最近は環境が違うからなのか丹田という言葉自体を久々に聞いた気がします。

小学生から高校前半までやっていた剣道では先生方かあらよく腹を意識しなさいと言われたり
稽古前の黙禱では必ず手をへそより下に組むために腹のあたりに意識をもっていっていた記憶があります。

そうでなくとも学生時代の音楽の先生は発生の時には丹田を意識して声を出しなさいと言われていました。

今思えばかなり有難い教えかもしれません。

確かに腹を常に意識することによって体の軸がしっかりとし余計な所に負荷がかからないので体が
安定して体の懲りの発生も防げるし余計な体力を使わなくて良くなるのかもしれません
(そんな話もどこかで聞いた記憶があります。)

そればかりか、この安定感は精神的な基軸になり芯のあるしなやかな心を形成する大きなカギになる気もします。

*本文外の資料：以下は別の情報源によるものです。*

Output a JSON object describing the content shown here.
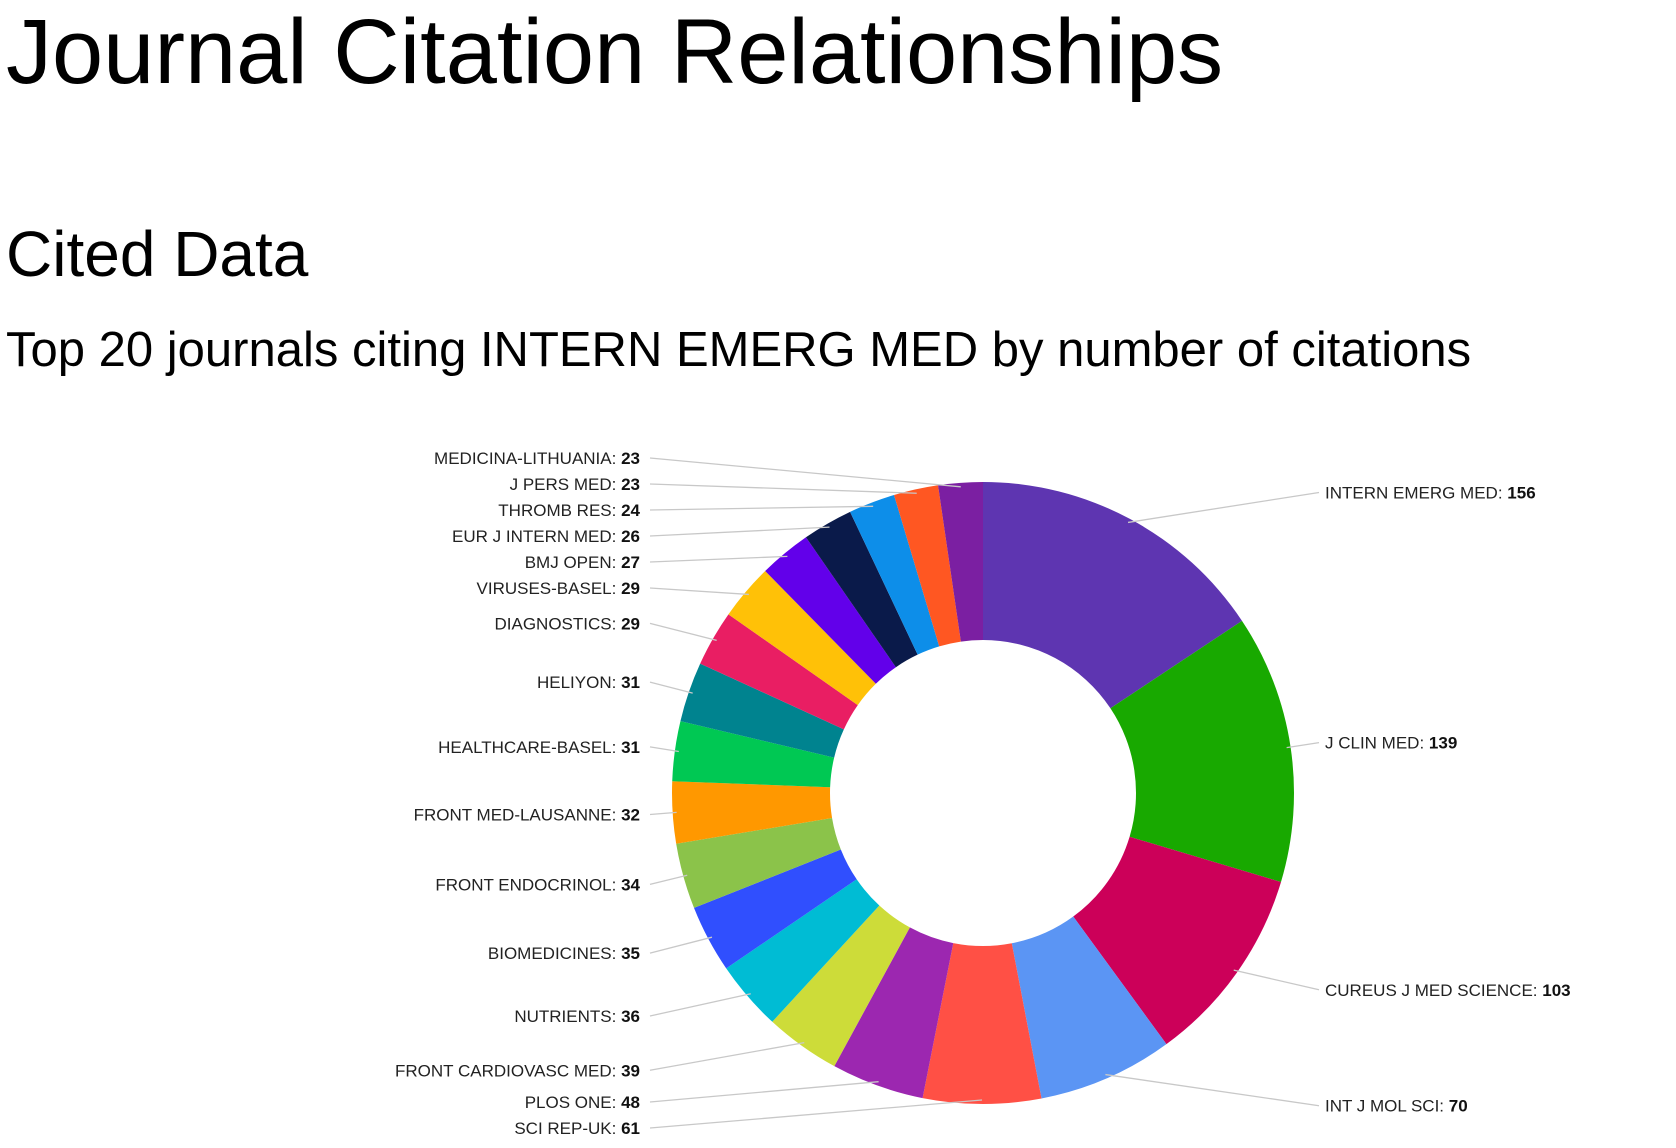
{
  "page": {
    "title": "Journal Citation Relationships",
    "section": "Cited Data",
    "chart_title": "Top 20 journals citing INTERN EMERG MED by number of citations"
  },
  "chart_data": {
    "type": "pie",
    "donut": true,
    "title": "Top 20 journals citing INTERN EMERG MED by number of citations",
    "legend": "none",
    "slices": [
      {
        "label": "INTERN EMERG MED",
        "value": 156,
        "color": "#5e35b1"
      },
      {
        "label": "J CLIN MED",
        "value": 139,
        "color": "#18a900"
      },
      {
        "label": "CUREUS J MED SCIENCE",
        "value": 103,
        "color": "#cc0059"
      },
      {
        "label": "INT J MOL SCI",
        "value": 70,
        "color": "#5b95f4"
      },
      {
        "label": "SCI REP-UK",
        "value": 61,
        "color": "#ff5045"
      },
      {
        "label": "PLOS ONE",
        "value": 48,
        "color": "#9c27b0"
      },
      {
        "label": "FRONT CARDIOVASC MED",
        "value": 39,
        "color": "#cddc39"
      },
      {
        "label": "NUTRIENTS",
        "value": 36,
        "color": "#00bcd4"
      },
      {
        "label": "BIOMEDICINES",
        "value": 35,
        "color": "#304ffe"
      },
      {
        "label": "FRONT ENDOCRINOL",
        "value": 34,
        "color": "#8bc34a"
      },
      {
        "label": "FRONT MED-LAUSANNE",
        "value": 32,
        "color": "#ff9800"
      },
      {
        "label": "HEALTHCARE-BASEL",
        "value": 31,
        "color": "#00c853"
      },
      {
        "label": "HELIYON",
        "value": 31,
        "color": "#00838f"
      },
      {
        "label": "DIAGNOSTICS",
        "value": 29,
        "color": "#e91e63"
      },
      {
        "label": "VIRUSES-BASEL",
        "value": 29,
        "color": "#ffc107"
      },
      {
        "label": "BMJ OPEN",
        "value": 27,
        "color": "#6200ea"
      },
      {
        "label": "EUR J INTERN MED",
        "value": 26,
        "color": "#0a1a4a"
      },
      {
        "label": "THROMB RES",
        "value": 24,
        "color": "#0d8ee9"
      },
      {
        "label": "J PERS MED",
        "value": 23,
        "color": "#ff5722"
      },
      {
        "label": "MEDICINA-LITHUANIA",
        "value": 23,
        "color": "#7b1fa2"
      }
    ]
  }
}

そうなれば、現代の精神病の回復に大きく貢献できるものかもしれないですね。と個人的な感覚で感じます。

食べ物といい椅子文化といい戦後西洋文化が定着してから日本人はうつ病が流行りだしている気もします。

西洋文化もいいところがありますが、日本人は取り入れ方に失敗したのか、大切な部分から失っているのかもしれませんね。

久々にとても大切なことを思い出させてもらいました。

Posted by: ゆり | 2010.07.06 at 05:40 PM

★ゆりさん
武道、音楽(特に発生)は、まさに腹が大切なもので、そういったことをやっておられたゆりさんがものごとをよく理解していることがよく納得できます。
日本の、弓、華道、茶道、座禅、舞踊などは全て腹中心ですし、西洋のダンスやスポーツも根本はそうで、優れた指導者が日本文化に注目する理由もそこにあると思います。
私も、ますます腹を磨き、腹の力をつけようと思います。